Nous avons dans notre rapport sur le droit souple dénoncé l'enchevêtrement des schémas et les expressions telles que « tenir compte de », « s'inspirer de », « être compatible avec » ou « être conforme à ». Pour dissiper ces perplexités, nous avons produit quelques lexiques illustrés - ce qui est toujours mauvais signe... La prescriptibilité des schémas régionaux frise la tutelle d'une collectivité territoriale sur une autre. Le Conseil d'État a donc, par précaution, demandé que soit substitué le terme de compatibilité à celui de conformité et, en cas de doute, a recommandé l'approbation par le préfet, non pour rétablir une tutelle de l'État mais pour introduire un tiers médiateur.
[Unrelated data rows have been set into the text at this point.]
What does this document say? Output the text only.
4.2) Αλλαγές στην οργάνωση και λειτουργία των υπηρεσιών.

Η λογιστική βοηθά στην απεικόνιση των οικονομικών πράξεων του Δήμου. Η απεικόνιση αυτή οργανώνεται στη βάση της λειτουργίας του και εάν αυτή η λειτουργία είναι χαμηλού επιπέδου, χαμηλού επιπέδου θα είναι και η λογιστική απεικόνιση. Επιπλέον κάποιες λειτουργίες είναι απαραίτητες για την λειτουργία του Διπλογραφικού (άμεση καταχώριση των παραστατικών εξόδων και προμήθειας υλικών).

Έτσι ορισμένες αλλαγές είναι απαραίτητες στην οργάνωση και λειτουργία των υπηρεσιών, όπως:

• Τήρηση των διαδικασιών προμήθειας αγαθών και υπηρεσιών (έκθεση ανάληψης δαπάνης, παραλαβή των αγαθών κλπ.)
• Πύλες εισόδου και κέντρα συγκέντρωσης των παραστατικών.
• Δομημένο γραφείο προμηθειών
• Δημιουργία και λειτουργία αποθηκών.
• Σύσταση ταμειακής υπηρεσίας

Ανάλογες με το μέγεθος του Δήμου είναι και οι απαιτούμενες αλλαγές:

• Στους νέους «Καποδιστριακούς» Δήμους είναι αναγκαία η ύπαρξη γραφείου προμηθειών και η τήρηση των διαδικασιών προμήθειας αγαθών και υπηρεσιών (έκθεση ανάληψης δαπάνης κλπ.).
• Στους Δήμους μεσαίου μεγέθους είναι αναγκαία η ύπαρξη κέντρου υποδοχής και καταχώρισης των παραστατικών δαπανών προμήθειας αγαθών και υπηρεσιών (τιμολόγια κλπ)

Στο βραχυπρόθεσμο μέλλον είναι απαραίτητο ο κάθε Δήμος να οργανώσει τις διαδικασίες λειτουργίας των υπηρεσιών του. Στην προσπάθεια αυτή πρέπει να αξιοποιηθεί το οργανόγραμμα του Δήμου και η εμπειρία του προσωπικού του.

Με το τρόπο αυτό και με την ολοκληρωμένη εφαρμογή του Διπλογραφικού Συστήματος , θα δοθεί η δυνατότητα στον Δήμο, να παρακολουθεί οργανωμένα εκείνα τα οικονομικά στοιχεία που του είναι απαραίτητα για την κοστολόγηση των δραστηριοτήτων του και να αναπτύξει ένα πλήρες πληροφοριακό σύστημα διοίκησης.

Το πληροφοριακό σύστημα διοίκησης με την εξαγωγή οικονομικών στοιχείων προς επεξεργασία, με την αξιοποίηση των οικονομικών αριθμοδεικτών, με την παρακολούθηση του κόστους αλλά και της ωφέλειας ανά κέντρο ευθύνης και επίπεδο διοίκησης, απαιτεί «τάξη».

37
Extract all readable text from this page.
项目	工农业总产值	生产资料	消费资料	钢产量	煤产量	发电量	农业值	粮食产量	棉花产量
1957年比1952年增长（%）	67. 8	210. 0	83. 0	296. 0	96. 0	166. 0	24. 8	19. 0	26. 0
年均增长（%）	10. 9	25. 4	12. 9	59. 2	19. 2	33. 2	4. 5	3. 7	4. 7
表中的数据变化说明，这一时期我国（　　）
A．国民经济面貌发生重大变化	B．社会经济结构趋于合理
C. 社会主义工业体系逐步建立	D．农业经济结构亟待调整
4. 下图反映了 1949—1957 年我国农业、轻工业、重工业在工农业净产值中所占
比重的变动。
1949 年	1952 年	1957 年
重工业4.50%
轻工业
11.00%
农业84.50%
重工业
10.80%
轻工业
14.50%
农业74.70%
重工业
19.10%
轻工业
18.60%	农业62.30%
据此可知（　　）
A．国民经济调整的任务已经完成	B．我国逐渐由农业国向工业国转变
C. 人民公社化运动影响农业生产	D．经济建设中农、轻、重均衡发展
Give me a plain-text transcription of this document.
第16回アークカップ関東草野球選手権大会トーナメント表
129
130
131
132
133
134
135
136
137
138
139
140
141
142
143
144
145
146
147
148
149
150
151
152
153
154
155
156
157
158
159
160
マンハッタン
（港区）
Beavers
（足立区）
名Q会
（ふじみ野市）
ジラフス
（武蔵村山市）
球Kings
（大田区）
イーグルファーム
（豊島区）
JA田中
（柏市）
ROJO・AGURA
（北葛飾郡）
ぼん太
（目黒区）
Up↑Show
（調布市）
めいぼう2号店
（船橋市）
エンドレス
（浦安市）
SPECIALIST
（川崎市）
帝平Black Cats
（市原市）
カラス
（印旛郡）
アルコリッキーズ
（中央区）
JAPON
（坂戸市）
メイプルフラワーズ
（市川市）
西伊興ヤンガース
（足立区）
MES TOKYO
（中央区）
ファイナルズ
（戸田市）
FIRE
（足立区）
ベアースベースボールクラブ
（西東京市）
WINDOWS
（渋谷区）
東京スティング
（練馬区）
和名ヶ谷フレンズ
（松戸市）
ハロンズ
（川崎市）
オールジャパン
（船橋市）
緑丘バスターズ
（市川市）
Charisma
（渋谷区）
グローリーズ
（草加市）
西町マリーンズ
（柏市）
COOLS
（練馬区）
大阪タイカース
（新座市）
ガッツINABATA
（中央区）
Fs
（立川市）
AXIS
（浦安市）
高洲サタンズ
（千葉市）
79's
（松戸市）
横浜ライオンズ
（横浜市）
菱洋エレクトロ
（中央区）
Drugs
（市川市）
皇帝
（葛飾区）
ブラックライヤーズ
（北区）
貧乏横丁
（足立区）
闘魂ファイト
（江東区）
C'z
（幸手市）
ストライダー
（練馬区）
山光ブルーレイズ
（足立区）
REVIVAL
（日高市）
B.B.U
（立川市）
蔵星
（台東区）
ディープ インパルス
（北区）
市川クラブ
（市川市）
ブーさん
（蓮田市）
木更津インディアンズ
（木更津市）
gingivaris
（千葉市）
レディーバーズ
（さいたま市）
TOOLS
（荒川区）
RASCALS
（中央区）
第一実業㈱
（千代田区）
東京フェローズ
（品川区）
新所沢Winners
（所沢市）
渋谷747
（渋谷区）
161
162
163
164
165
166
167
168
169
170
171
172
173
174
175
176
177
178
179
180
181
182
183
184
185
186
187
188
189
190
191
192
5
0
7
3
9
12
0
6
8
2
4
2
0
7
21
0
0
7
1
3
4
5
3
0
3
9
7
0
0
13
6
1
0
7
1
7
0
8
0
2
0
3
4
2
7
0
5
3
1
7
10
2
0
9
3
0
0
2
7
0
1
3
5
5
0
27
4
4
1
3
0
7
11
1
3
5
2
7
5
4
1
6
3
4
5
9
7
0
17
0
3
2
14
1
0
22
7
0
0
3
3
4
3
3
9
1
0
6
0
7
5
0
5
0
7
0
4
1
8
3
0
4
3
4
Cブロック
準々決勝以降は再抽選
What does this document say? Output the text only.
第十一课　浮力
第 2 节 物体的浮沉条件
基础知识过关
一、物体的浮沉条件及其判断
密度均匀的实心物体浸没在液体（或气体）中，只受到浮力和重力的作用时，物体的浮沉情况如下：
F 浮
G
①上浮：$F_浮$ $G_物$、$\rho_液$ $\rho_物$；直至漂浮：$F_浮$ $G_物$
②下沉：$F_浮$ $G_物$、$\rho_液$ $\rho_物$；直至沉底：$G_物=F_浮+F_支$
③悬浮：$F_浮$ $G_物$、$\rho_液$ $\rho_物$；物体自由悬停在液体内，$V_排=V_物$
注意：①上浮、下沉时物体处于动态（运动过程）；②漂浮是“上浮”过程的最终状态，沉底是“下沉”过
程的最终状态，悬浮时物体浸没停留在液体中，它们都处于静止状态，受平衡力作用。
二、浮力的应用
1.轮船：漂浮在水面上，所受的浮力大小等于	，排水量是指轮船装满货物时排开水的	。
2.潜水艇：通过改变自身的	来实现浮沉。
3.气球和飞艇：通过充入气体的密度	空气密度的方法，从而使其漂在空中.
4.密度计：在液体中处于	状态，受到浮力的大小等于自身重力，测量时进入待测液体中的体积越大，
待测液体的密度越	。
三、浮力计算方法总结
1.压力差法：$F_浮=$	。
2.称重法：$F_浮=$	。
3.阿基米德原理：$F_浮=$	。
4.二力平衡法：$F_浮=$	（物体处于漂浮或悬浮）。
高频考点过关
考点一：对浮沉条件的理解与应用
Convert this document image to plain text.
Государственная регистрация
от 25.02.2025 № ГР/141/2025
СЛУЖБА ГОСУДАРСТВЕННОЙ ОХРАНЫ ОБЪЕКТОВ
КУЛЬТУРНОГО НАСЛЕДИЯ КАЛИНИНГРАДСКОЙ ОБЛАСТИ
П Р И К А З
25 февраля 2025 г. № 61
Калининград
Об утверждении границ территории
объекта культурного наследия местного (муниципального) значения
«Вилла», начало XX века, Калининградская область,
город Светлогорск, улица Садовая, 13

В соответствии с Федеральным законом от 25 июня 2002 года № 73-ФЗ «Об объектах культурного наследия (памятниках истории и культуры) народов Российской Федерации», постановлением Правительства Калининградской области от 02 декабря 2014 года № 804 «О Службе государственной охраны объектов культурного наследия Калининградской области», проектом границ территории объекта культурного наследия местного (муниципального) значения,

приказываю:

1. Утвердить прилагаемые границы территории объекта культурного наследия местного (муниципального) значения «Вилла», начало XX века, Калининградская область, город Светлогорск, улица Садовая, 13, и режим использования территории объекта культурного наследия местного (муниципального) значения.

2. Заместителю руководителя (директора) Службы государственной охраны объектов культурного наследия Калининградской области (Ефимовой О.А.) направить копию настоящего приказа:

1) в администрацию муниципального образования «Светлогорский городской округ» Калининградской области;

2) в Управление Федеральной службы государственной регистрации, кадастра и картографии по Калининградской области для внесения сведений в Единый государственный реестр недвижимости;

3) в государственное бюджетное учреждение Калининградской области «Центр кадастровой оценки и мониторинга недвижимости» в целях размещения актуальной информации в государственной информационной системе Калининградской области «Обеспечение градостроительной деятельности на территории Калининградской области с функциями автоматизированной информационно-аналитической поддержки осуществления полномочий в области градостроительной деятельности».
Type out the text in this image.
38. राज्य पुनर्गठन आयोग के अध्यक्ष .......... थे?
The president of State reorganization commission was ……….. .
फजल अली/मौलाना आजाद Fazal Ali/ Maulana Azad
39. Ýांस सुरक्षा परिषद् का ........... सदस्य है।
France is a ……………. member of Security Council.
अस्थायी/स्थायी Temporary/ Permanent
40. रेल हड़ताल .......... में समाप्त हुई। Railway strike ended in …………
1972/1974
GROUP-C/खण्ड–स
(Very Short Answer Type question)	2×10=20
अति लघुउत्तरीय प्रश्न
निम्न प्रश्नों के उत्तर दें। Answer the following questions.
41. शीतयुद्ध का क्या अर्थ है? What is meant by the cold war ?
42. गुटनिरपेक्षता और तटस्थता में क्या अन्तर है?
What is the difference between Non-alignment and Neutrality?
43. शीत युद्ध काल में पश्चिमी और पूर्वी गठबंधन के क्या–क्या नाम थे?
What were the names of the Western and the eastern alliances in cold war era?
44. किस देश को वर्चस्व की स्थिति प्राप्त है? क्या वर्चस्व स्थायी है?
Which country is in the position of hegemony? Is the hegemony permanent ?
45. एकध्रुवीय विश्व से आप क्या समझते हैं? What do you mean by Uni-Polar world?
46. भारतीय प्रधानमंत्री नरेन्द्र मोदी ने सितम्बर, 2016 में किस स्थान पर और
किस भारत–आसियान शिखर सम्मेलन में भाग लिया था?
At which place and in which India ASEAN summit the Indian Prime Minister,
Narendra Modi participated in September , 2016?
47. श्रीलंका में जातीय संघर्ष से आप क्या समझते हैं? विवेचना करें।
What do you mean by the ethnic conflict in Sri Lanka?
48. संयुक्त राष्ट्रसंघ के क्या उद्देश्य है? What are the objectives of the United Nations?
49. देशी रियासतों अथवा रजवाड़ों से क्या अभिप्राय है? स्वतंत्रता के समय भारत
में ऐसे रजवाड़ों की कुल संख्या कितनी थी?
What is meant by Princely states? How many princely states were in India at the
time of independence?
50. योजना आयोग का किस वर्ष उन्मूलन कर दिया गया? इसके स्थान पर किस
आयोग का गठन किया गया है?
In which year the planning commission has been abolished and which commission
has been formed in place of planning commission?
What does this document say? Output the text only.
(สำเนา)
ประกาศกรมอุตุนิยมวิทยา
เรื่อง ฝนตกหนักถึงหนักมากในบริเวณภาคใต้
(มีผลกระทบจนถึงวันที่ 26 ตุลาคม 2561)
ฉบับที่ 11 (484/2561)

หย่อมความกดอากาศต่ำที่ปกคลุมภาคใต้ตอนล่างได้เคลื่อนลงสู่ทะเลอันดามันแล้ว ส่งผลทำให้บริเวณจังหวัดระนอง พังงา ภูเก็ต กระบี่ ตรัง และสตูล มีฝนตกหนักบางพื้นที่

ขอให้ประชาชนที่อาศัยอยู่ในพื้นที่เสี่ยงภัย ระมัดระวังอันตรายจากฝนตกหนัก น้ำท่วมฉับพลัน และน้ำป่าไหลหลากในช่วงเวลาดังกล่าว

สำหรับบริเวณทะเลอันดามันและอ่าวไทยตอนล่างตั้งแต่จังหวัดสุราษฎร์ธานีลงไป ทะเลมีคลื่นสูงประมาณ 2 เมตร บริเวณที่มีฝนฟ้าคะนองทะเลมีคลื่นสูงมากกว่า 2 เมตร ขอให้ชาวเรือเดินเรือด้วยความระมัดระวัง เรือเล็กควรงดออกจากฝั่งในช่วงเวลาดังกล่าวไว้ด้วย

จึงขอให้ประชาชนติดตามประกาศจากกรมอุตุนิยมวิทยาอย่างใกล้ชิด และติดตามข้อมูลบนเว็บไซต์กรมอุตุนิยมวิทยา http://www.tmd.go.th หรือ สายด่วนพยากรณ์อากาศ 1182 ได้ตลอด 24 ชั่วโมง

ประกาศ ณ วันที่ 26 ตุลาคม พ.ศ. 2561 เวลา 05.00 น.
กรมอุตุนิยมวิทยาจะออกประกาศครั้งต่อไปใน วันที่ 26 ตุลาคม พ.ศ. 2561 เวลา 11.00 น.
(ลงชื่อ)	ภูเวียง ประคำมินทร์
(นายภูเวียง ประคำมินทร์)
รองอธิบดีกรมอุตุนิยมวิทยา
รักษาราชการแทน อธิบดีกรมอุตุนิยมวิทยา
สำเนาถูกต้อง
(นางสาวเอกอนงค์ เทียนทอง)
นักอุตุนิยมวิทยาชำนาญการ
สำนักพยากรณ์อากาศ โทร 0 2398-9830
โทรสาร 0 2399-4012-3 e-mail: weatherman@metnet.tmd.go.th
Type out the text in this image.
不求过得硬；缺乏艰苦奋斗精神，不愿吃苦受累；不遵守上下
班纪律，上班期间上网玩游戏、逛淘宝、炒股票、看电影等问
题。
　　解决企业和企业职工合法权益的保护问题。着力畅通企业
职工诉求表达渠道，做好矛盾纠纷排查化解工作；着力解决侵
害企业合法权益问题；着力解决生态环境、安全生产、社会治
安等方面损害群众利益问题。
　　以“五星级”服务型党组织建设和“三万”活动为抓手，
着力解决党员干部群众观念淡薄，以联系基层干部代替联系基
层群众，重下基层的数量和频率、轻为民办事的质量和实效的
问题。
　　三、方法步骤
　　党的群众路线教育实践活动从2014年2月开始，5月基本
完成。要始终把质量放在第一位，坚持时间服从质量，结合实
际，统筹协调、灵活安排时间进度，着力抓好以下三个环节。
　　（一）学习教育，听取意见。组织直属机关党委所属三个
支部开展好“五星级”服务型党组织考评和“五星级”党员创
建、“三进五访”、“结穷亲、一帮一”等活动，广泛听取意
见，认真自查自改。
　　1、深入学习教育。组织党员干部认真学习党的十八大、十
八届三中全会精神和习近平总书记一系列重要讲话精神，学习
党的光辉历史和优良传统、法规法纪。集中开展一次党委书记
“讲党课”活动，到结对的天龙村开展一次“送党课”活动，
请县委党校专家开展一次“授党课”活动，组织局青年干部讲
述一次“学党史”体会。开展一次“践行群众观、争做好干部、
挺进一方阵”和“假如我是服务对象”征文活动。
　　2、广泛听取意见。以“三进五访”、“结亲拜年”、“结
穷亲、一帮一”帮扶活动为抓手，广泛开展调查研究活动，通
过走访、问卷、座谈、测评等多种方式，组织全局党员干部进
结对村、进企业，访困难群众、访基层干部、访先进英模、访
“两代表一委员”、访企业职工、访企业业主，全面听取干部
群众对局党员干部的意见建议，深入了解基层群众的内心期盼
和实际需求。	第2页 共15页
Notre rapport public de 2011, en sa page 389, rappelle que le Conseil d'État a estimé que le principe d'égalité faisait obstacle à l'adoption de dispositions spécifiques à la région Île-de-France en matière d'intervention foncière : tout écart au principe d'égalité doit être justifié. Nous avons validé - comme le Conseil constitutionnel - la théorie du chef de file, qui crée une faille dans le dogme de l'égalité absolue des collectivités territoriales : l'interdiction de la tutelle d'une collectivité territoriale sur une autre ne fait pas obstacle à ce que le législateur organise les conditions dans lesquelles des collectivités peuvent exercer en commun certaines de leurs compétences. Toutefois, le Conseil constitutionnel a estimé le 9 décembre 2010 que l'institution du conseiller territorial, dans les formes qui lui étaient alors présentées, était une tutelle de la région sur le département. L'avis que nous avons rendu en juin 2011 sur le schéma corse a imposé que ce soit l'État qui définisse l'échelle et le degré de détail du schéma.
La clause de compétence générale est décrite dans certains traités de droit administratif, par Yves Jegouzo ou par Jean-Marie Pontier (dans son article Mort ou survie de la clause générale de compétence) comme un mort-vivant qui ne se porte pas trop mal... Nous ne voyons pas plus d'objection à son maintien qu'à sa suppression : c'est une question d'opportunité. En principe, la compétence relève de la loi. Sans méconnaître l'article 34 de la Constitution, qui réserve au Parlement les principes fondamentaux des compétences des collectivités territoriales, un article a été introduit dans le code général des collectivités territoriales pour rendre possible un transfert de compétences entre régions et départements. Certes, les collectivités territoriales n'ont pas la compétence de leur compétence, mais à travers les transferts, les délégations et les renvois, elles s'en approchent ! Le Conseil d'État s'en est ému, et a affirmé que la compétence des collectivités territoriales ne relève pas de délégations ou de contrats entre elles. Sur ce point, le Conseil constitutionnel s'est montré plus ouvert que le Conseil d'Etat - ce qui est rare. Du coup, nous ne bloquons plus des suppressions de clause de compétence générale assorties d'un rattrapage par délégation. À titre personnel, j'en reste cependant à notre position initiale.
La clause de compétence générale est supprimable, comme l'a affirmé le Conseil constitutionnel le 9 décembre 2010. Mais il n'est jamais question de la supprimer pour les communes ! Comme il est de tradition chez nous, nous prévoyons des amortisseurs à la réforme, en veillant à ce que la suppression de la clause de compétence générale ne dénature pas la collectivité territoriale, en l'assouplissant par des délégations ou des transferts, en ouvrant la possibilité de prendre toute compétence qui n'a pas été affectée à une autre collectivité territoriale et en conservant de multiples compétences partagées : le tourisme, la culture et le sport sont réputées être des compétences insécables.